If $x\in G$ commutes with its conjugates by $y,z\in G$, does it commute with its conjugates by $yz$ and $y^{-1}$?
The first statement in general is false; Tobias Kildetoft gives a (bunch of) counterexample(s).
The second statement can be verified by computation: \begin{eqnarray*} [x,y^{-1}xy]=1 &\Leftrightarrow&\ (x)^{-1}(y^{-1}xy)^{-1}(x)(y^{-1}xy)=1\\ &\Leftrightarrow&\ (x^{-1})(y^{-1}x^{-1}y)(x)(y^{-1}xy)=1\\ &\Leftrightarrow&\ y(x^{-1})(y^{-1}x^{-1}y)(x)(y^{-1}xy)y^{-1}=1\\ &\Leftrightarrow&\ (yx^{-1}y^{-1})(x^{-1})(yxy^{-1})(x)=1\\ &\Leftrightarrow&\ (yxy^{-1})^{-1}(x)^{-1}(yxy^{-1})(x)=1\\ &\Leftrightarrow&\ [yxy^{-1},x]=1\\ &\Leftrightarrow&\ [x,yxy^{-1}]=1. \end{eqnarray*} An easier way to see this is to note that $[a,b]=1$ if and only if $ab=ba$. Then $$[x,y^{-1}xy]=1\ \Leftrightarrow\ xy^{-1}xy=y^{-1}xyx\ \Leftrightarrow\ yxy^{-1}x=xyxy^{-1}\ \Leftrightarrow\ [x,yxy^{-1}]=1.$$
Denote $x^g = g^{-1}xg$. As mentioned in the comments, using the identity $[a,b]^g = [a^g, b^g]$ allows us to deduce that the second statement is true. That is, $[x, x^y] = 1$ implies $[x, x^{y^{-1}}] = 1$.

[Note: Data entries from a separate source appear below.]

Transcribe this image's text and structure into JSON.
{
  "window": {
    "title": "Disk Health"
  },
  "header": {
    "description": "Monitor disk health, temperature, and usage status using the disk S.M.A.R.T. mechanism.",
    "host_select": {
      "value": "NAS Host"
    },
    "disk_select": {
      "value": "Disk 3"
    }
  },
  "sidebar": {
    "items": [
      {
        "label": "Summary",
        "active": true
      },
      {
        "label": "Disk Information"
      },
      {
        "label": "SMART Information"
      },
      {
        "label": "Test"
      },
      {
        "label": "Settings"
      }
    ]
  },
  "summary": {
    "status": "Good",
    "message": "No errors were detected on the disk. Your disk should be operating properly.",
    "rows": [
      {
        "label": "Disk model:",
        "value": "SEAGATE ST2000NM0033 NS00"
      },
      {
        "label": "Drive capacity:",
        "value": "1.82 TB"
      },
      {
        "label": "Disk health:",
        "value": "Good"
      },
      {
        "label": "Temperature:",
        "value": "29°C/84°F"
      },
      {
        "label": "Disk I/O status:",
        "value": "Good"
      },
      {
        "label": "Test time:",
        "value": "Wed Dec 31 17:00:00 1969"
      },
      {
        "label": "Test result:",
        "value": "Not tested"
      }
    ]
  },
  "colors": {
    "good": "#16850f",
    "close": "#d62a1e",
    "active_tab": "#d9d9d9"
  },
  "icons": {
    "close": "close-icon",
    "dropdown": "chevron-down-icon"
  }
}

Assume that $[x, x^y] = [x, x^z] = 1$. The first statement asks whether this implies $[x, x^{yz}] = 1$. Now $[x, x^{z^{-1}}] = 1$, so if the first statement were true, we would have $[x, x^{yz^{-1}}] = 1$, which is equivalent to $[x^z, x^y] = 1$.
Thus if $[x, x^y] = [x, x^z] = 1$ and $[x^z, x^y] \neq 1$, we get the counterexample $[x, x^y] = [x, x^{z^{-1}}] = 1$, $[x, x^{yz^{-1}}] \neq 1$. In other words, to find a counterexample to the first statement, it suffices to find two conjugates of $x$ that commute with $x$, but do not commute with each other. Intuitively it seems that this should be possible. Just because two elements commute with $x$, why should they commute with each other?
Finding counterexamples in symmetric groups is pretty straightforward. Two elements are conjugate if and only if they have the same cycle type. Also, disjoint permutations commute with each other. With this and the previous remark, you can figure out as many examples as you want similar to the one given by Tobias in the comments. For example consider $x = (12)$, $x^y = (34)$, $x^z = (45)$.